Diabetic and non-diabetic control male Sprague-Dawley rats received systemic insulin by subcutaneous implants, subconjunctival injections of insulin (0.03 U/100 g body weight), or intraperitoneal injections of phloridzin (0.2 mg/100 g body weight) twice daily for the last 4 days of a 3-month experiment. Retinas were analyzed for expression mRNAs belonging to a 15-gene biomarker panel we previously demonstrated to be altered in experimental diabetic retinopathy. Assay-On-Demand gene specific primers and probes and the 2-ΔΔCt analysis method was used to quantify relative mRNA contents using ß-actin as an endogenous control. Immunohistochemistry with a GFAP-specific antibody was used to determine the effect of both treatments on diabetic-induced retinal gliosis.
Nine of 15 diabetes-induced biomarker changes were reversed after systemic insulin treatment. Subconjunctival insulin administration reversed these same changes, plus that of one additional gene in the biomarker panel. Lowering systemic glucose by phloridzin treatment reversed 8 biomarker changes. Only 5 biomarker reversals were common to both local insulin and phloridzin treatment sets. Surprisingly, combined treatment with local insulin and phloridzin reversed the responses of all 15 genes.
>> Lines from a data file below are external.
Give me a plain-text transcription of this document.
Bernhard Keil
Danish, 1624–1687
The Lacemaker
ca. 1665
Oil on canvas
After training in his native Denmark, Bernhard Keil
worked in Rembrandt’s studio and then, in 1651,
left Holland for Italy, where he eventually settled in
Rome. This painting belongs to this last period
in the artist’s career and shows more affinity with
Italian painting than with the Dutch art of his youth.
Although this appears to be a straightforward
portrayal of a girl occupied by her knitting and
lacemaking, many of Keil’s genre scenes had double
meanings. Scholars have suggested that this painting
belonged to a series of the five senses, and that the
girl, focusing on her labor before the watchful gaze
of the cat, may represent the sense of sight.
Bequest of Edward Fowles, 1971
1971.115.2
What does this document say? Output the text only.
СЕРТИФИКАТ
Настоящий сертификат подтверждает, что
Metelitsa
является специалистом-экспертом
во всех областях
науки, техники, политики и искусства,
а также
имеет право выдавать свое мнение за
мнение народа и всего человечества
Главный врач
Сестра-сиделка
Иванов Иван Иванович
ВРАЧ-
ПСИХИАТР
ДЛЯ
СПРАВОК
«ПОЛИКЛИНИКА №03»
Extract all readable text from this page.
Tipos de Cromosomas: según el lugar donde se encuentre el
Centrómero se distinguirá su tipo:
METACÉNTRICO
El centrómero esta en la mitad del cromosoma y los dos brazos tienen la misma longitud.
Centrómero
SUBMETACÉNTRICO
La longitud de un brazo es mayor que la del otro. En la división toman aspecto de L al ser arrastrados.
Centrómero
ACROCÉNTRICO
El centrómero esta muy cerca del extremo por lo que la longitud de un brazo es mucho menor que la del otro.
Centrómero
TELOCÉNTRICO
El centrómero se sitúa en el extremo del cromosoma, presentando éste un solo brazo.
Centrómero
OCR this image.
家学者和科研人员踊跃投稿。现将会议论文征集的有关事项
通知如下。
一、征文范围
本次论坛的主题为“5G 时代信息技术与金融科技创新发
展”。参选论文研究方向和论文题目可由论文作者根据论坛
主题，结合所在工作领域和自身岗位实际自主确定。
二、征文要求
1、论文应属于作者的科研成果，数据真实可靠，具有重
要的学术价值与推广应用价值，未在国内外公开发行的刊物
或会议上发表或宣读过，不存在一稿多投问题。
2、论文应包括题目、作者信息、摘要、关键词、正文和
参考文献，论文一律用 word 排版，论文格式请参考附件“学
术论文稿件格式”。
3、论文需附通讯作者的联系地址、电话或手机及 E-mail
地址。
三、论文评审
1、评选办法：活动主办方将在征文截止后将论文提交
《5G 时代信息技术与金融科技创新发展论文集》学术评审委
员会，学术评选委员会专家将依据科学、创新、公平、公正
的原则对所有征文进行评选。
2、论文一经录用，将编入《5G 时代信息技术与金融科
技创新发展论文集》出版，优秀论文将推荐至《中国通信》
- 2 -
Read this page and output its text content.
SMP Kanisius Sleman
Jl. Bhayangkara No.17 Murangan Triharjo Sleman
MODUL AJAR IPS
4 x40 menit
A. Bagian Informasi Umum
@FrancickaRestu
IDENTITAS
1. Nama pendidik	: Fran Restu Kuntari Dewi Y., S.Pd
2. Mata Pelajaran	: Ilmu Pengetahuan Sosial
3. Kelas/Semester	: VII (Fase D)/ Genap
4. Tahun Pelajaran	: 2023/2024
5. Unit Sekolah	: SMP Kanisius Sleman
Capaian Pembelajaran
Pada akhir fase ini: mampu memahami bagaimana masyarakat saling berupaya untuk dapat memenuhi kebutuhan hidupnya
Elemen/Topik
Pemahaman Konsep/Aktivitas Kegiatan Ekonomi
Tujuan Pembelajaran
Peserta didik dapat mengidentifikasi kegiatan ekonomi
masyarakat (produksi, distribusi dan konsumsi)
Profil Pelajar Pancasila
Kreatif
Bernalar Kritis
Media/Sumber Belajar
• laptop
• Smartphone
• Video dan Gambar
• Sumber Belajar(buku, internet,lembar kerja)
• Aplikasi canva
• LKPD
Whereas local insulin partially reduced glial cell activation, phloridzin fully blocked this response to diabetes.
These data indicate that ocular insulin administration and systemic glucose reduction each have direct and distinct effects on retinal gene expression, and suggest that manipulating both hormone and nutrient levels may influence the development of early diabetic retinopathy.